In her Saturday, Feb. 17 talk, “Fake News, Fake Food: Standing Up for Organic and Our Right to Know in the Era of Big Ag,” Malkan will cut through the spin, unmask the messengers, and share strategies for rewriting the narrative about our food system.

“With Monsanto’s spin operation in full swing, it’s getting harder to find unbiased information in the media… With top reporters basing stories on Monsanto’s ‘consensus of safety’ talking points… it can be hard to know what to believe or who to trust to get the facts about genetically engineered foods that most of us are eating every day,” Malkan wrote in Civil Eats in 2014.

Malkan is co-founder and co-director of U.S. Right to Know, a nonprofit public interest group whose mission is to educate and inform consumers about the often hidden practices that shape the food system and advocate for safer products and our right to know what’s in our food.

She served as media director for the 2012 ballot initiative in California to label genetically engineered foods, and is the former communications director for Health Care Without Harm. Malkan previously worked as a journalist and published an investigative newspaper.

“A core industry narrative is that the science on GMO safety is settled. Pro-industry messengers focus on possible future uses of the technology while downplaying, ignoring, or denying the risks; make inaccurate claims about the level of scientific agreement on GMOs; and attack critics who raise concerns as “anti-science,” Malkan wrote in The Ecologist in 2016. “Facts on the ground expose the PR spin, half-truths, and outright propaganda that has come to dominate a public conversation that is not so much about engineering genes, but engineering truth for the benefit of multinational corporations.”

Malkan is also author of the award-winning book, Not Just a Pretty Face: The Ugly Side of the Beauty Industry and a co-founder of the Campaign for Safe Cosmetics.

She has generated thousands of media stories about safer products and has appeared on Good Morning America, CBS Morning Show, NBC, ABC, Democracy Now, in the New York Times, USA Today, Washington Post, Wall Street Journal and many other outlets, and writes for the Huffington Post.
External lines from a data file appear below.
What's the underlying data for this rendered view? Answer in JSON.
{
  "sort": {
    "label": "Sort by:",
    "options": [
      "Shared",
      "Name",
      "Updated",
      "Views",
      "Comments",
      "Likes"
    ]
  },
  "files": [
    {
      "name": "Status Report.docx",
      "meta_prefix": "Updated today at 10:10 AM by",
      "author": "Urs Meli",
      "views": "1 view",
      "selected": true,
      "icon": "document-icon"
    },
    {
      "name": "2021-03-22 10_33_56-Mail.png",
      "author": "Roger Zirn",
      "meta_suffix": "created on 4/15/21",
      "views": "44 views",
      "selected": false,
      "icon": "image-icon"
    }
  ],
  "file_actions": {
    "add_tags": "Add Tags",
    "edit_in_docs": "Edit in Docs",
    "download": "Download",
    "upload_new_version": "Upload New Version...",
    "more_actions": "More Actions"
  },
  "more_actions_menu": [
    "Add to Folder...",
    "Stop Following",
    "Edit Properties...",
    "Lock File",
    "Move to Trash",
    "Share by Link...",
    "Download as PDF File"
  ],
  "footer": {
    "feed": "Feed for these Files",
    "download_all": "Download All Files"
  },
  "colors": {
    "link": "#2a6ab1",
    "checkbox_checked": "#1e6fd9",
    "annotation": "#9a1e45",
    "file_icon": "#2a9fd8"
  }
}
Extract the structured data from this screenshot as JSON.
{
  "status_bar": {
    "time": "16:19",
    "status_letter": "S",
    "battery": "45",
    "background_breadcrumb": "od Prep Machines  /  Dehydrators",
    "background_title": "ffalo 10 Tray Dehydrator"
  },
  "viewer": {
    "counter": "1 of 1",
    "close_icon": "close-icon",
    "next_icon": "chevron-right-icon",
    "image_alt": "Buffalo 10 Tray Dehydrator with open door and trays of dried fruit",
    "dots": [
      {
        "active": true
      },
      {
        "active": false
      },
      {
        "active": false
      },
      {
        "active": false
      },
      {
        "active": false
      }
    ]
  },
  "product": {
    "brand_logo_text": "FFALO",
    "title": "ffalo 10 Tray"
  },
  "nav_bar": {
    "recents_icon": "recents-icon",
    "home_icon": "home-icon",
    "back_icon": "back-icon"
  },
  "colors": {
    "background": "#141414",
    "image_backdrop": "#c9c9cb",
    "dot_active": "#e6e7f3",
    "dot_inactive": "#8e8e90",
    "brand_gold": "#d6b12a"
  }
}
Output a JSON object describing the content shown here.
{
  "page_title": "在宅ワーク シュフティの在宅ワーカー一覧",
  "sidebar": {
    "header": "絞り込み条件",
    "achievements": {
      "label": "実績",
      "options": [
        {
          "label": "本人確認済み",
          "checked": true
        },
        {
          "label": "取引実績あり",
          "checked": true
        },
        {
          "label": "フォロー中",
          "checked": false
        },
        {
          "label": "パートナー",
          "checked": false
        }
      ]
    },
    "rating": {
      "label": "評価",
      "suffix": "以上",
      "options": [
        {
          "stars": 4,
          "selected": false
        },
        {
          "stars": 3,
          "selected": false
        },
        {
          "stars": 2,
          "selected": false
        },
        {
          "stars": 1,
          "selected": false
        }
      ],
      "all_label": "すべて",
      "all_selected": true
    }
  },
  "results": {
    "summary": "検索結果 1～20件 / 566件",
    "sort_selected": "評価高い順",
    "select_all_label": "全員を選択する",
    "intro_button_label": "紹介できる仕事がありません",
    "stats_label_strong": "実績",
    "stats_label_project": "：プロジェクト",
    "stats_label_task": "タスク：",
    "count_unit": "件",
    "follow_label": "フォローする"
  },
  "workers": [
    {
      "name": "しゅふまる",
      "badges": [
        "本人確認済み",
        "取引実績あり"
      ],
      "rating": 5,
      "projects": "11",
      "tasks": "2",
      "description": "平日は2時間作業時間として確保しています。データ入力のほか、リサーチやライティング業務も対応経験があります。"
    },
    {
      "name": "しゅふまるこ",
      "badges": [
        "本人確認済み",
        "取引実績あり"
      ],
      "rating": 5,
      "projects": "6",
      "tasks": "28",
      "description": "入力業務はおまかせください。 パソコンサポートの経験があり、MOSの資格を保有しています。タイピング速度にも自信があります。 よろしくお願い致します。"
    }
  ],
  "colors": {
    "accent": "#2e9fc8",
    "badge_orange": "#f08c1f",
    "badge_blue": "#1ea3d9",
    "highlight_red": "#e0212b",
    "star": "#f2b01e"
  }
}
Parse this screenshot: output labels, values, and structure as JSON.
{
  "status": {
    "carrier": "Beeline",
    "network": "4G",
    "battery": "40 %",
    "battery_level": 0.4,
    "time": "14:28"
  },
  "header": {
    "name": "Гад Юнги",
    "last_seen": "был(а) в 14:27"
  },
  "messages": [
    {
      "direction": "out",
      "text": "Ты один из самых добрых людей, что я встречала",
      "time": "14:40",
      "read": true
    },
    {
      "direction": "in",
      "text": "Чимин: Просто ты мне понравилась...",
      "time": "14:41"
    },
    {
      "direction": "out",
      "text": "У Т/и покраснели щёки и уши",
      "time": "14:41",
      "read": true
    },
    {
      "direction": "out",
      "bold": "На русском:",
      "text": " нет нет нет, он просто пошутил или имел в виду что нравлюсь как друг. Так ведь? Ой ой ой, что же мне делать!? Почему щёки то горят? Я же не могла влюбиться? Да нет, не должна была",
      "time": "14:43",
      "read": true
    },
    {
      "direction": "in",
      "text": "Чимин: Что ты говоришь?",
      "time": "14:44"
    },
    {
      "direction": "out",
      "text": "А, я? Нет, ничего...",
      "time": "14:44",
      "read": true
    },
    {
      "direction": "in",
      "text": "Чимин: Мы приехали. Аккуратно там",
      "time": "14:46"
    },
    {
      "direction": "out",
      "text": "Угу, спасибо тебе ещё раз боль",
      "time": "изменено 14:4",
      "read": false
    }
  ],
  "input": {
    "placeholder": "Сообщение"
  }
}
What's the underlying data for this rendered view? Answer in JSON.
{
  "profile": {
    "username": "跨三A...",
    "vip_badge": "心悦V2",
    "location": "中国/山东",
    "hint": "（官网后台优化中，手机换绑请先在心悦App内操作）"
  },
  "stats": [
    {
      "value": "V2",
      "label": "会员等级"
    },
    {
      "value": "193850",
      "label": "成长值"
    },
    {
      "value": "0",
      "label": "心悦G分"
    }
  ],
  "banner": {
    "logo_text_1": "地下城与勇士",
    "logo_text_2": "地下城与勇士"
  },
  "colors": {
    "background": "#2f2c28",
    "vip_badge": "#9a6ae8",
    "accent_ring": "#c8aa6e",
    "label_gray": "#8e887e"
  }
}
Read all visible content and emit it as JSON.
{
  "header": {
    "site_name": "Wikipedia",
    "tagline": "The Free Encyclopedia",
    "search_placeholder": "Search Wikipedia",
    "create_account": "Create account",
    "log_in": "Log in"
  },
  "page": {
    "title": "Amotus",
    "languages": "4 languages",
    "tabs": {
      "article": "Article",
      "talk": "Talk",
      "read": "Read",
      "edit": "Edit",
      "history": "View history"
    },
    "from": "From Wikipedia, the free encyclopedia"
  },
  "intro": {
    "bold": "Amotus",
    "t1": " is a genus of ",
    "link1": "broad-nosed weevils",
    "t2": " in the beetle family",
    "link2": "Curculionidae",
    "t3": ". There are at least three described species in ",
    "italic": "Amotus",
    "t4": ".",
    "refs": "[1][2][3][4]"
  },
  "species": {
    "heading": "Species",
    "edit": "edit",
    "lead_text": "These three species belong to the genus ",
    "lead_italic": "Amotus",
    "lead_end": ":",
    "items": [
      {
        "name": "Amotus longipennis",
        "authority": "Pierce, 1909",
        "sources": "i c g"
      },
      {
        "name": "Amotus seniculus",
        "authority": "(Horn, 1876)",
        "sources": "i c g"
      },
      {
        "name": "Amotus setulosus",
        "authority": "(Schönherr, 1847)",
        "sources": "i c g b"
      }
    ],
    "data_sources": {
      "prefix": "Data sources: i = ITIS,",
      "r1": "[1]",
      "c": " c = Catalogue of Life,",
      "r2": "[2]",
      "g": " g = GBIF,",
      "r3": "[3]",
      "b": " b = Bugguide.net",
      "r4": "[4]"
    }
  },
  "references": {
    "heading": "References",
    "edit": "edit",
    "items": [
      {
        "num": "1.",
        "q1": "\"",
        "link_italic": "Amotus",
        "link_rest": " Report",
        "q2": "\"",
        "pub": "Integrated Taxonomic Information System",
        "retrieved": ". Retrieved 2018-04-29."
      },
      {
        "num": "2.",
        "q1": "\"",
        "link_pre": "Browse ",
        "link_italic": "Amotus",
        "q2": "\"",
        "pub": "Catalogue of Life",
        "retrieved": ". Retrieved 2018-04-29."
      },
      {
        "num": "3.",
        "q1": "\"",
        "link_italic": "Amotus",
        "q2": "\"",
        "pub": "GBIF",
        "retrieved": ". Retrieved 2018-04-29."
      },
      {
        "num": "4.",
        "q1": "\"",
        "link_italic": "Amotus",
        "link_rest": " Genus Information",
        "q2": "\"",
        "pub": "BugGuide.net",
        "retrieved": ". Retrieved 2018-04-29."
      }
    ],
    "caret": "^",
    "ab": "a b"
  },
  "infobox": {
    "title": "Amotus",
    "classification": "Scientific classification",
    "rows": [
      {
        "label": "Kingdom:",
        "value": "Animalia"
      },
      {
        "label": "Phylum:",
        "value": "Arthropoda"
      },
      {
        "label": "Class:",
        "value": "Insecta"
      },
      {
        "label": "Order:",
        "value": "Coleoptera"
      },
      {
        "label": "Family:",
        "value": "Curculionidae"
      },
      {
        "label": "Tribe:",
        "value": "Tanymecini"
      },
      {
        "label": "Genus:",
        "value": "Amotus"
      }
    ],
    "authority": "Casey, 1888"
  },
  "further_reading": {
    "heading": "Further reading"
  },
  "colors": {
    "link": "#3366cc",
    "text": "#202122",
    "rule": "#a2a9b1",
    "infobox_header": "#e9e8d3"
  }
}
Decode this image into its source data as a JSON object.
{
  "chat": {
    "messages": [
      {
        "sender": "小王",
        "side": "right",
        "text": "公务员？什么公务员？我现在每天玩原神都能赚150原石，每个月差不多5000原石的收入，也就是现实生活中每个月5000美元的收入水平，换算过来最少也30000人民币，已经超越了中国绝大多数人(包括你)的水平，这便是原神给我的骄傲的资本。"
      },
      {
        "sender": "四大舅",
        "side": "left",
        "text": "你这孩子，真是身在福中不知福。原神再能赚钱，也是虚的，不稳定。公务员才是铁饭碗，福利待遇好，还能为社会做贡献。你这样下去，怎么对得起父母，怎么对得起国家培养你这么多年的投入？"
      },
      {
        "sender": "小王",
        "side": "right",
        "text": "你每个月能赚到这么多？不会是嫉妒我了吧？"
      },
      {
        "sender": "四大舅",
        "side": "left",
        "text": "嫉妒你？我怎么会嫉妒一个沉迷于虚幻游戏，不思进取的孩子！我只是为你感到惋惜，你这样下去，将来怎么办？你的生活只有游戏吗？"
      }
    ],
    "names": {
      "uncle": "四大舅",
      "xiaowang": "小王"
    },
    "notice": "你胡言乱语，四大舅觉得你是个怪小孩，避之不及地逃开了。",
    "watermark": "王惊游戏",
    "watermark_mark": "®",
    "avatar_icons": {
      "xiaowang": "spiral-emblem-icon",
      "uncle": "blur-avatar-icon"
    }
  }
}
On Saturday, Feb. 17, Malkan will also lead a 90 minute workshop, “A Future Worth Fighting For: How You Can Stand Up to Big Ag and Make a Big Difference,” where she’ll explore the powerful role that farmers and consumers can play in standing up for truth and transparency in our food system.

“We’re excited to have Stacy join us at conference to connect the dots between the messages we hear about our food system, who’s funding them, why it matters, and what we as consumers and sustainable farmers can do about it,” said OEFFA Program Director Renee Hunt.

Malkan will speak as part of Ohio’s largest sustainable food and farm conference, which will run Thursday, Feb. 15 through Saturday, February 17 at the Dayton Convention Center.

In addition to Malkan, this year’s conference will feature keynote speaker Jeff Moyer on Feb. 16; nearly 80 educational workshops; four full-day Food and Farm School classes on Feb. 15; a three-day trade show; networking events; activities for children; locally-sourced meals; a raffle; book sales and signings, and more.